One other thing I thought of: if you’ve purchased the player’s companion, spell research may become more appealing when the opportunity for experimentation arises. Additionally, if your mage is ever going to consider designing constructs, that also requires a library (though constructing one requires a workshop).

Hi Jedavis, A few thoughts in response.

  1. Spell research is intended to be much harder and more expensive than copying a spell from a scroll. The availability of such items is a major reason why mages would go to cities and/or collaborate. Spell research becomes much more valuable when you can’t get a scroll, want to create a new spell, or want to experiment.

  2. If, as Judge, you think some spells ought not be available for sale, then they simply aren’t available for sale. Keep in mind that everything in ACKS is based on the “average” city, “average” ruler, and so on. But in the real world, no one is actually average. There are no US families that actually have 1.5 kids. So you can and should individualize your cities, markets, nobles, and so on. The data in ACKS is baselines, not straightjackets. So, you can always play with the relative market sizes, as Jard maintains.

  3. The way the “number of items available” charts were created was by estimating the size of the economies, estimating the number of products, the number of items at each price level, and then coming up with some averages.

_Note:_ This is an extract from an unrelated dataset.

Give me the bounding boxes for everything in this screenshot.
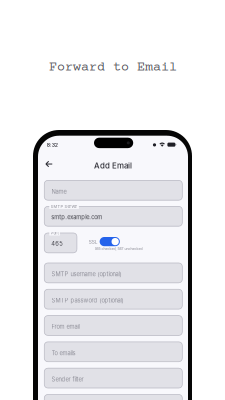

This can be expressed mathematically:
    Aggregate Money Supply / Average Price of Goods = Average Quantity of Goods
    Average Quantity of Goods / Number of Different Types of Goods = Average Quantity of Each Type of Good

But that means that if, for example, you were to double the number of theoretical spells in existence, you actually should HALVE the number of spell scrolls available of each individual spell. To the extent you reduce the number of one scroll, increase the number of another so it averages out. So for example, if you want all the spells in PC to be available (doubling the number of scrolls) then there should only be a 50% chance of each scroll being available. If Necromancer mages make up 85% of the mages in our city, then maybe there are 3-4 scrolls of each necromancy spell but less than 1 of other types. And so on. Does that make sense?

  1. The rules lay quiet on whether or not your spell signature changes when you copy a spell from someone else. If when you purchase and copy a scroll, you get that caster’s spell signature, or something like it, that might cause fun/interesting ramifications that would change the cold, hard math.

Thanks, Alex; point 3 is basically the sort of thing I was looking for. I’m a little curious about the details of the numbers used for constructing the availability chart, but “increased scroll variety leads to decreased quantities” is a starting point I can work with. I may still roll random languages for available scrolls, just to throw one extra barrier in, but might also mark a few PC spells as “potentially available in this city” and use that to add a probability of nonavailability to all scrolls of that level while also providing a way to pick up those new spells.